The Bank is now predicting average annual gas and electricity prices, which soared to £1,971 last month, will leap again in October, to around £2,800.
That together with a global surge in commodity prices, worsened by Russia ’s war in Ukraine, will see Britain’s economy go into reverse in the final three months of this year, the Bank forecast in its latest update.
Its Monetary Policy Committee (MPC) believes the economy will then remain weak next year, and could shrink slightly.
The forecast of a dramatic slowdown will prompt fears that the economy will plunge into recession.
The MPC voted six members to three to increase its base rate - which influences what lenders charge - to 1%.
The three members voted for it to rise to 1.25%.
It is the first time the Bank has ever voted to raise rates four times in a row in the history of the MPC, going back to 1997.
The rate is set to keep rising, hitting an expected 2.5% by the middle of next year.
A series of interest rate hikes will be yet another blow for households already in the grip of a cost of living crisis.
While those on fixed rate mortgages will be shielded for now, it will drive up repayments for others on variable rates deals, those taking out new home loans, and other forms of borrowing.
The Bank now fears real households disposable incomes will fall by 1.75% this year, worse than it forecast in February and the biggest drop since records began in 1964.
Households are expected to respond by saving less.
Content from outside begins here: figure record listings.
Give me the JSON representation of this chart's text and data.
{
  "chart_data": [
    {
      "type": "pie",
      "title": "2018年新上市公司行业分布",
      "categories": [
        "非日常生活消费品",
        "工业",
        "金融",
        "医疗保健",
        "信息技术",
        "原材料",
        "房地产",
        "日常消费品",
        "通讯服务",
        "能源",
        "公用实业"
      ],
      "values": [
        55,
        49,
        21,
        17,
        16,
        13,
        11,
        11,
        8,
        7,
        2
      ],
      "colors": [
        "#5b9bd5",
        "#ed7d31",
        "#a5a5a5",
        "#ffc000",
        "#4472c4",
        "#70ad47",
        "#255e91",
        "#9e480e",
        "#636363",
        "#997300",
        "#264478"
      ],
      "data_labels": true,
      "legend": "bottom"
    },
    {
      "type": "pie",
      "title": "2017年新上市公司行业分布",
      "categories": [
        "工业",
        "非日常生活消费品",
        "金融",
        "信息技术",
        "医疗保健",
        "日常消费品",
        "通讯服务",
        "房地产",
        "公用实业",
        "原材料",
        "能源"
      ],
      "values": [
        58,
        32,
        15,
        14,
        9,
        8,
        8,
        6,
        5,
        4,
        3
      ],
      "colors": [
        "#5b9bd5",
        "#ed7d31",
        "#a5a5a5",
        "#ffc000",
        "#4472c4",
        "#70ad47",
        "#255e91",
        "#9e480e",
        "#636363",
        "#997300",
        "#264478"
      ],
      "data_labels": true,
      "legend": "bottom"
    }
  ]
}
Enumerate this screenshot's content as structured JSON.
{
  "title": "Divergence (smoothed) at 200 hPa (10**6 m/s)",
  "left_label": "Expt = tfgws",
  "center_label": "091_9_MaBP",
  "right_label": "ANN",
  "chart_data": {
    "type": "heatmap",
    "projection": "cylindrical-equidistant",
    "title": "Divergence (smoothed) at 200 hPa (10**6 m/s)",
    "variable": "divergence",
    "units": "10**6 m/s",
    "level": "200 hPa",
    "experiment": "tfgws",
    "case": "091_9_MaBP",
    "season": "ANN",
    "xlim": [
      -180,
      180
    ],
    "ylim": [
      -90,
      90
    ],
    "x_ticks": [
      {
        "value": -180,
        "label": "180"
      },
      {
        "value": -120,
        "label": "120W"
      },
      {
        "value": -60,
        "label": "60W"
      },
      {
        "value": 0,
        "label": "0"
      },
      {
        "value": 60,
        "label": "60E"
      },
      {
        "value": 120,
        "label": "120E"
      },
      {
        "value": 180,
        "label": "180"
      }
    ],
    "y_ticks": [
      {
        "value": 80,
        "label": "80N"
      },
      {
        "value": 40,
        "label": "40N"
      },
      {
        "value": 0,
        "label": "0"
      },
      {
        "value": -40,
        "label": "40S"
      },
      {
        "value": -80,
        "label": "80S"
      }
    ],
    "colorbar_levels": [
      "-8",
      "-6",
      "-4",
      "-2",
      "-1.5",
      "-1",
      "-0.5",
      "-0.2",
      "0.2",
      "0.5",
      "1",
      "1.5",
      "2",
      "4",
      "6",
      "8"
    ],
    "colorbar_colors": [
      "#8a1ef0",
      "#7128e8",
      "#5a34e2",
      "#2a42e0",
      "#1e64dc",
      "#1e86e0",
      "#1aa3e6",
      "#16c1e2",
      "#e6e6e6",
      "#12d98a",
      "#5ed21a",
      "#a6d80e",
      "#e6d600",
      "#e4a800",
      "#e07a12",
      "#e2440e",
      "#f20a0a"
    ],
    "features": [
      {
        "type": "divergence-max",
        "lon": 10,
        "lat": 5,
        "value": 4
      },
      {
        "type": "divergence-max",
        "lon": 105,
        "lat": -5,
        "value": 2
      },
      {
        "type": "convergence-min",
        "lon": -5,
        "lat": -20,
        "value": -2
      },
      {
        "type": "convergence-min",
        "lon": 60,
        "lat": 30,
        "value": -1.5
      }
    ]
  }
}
In its update, the MPC said: “Global inflationary pressures have intensified sharply following Russia’s invasion of Ukraine.
“This has led to a material deterioration in the outlook for world and UK growth.”
The committee expects the consumer price index measure of inflation, which hit a 30-year high of 7% in March, to have topped 9% last month.
It is then predicted to reach more than 10% in the final three months of this year, the highest since 1982, driven by what the MPC forecasts will be a 40% leap in energy bills in October.
That is when regulator Ofgem is next set to increase a price cap that impacts 22 million UK households.
“Given the operation of the price cap, consumer price inflation is likely to peak later in the UK than many other economies, and may therefore fall back later” the Bank said.
However, it also projected that inflation would fall to just over 2% - the Bank’s target - in two years’ time.
It then fall as far as 1.3% in three years, it added.
Unemployment, which has been falling, is predicted to start rising again towards the end of this year.
Average wage growth is projected to be around 4%.
The global price of oil, gas, food and other raw materials have risen sharply since Russia’s invasion of Ukraine.
The situation has been made worse by Covid-related lockdowns in China, along with disruptions to supply chains.
Alice Haine, personal finance analyst at investing platform Bestinvest, said: "With the headline inflation rate already running at a three-decade high, it was little surprise that the Bank expects inflation to hit just over 9% in the second quarter of this year and over 10% at its peak toward the end of the year – a reflection of the higher energy prices following the large rise in the Ofgem price gap in April along with the projected increase in October.
"Meanwhile, the Bank expects economic growth to slow dramatically to just 0,1% in the second quarter as soaring food and energy costs and fresh supply chain disruption put the squeeze on consumer spending with the Ukraine war only amplifying the costs crunch even further.”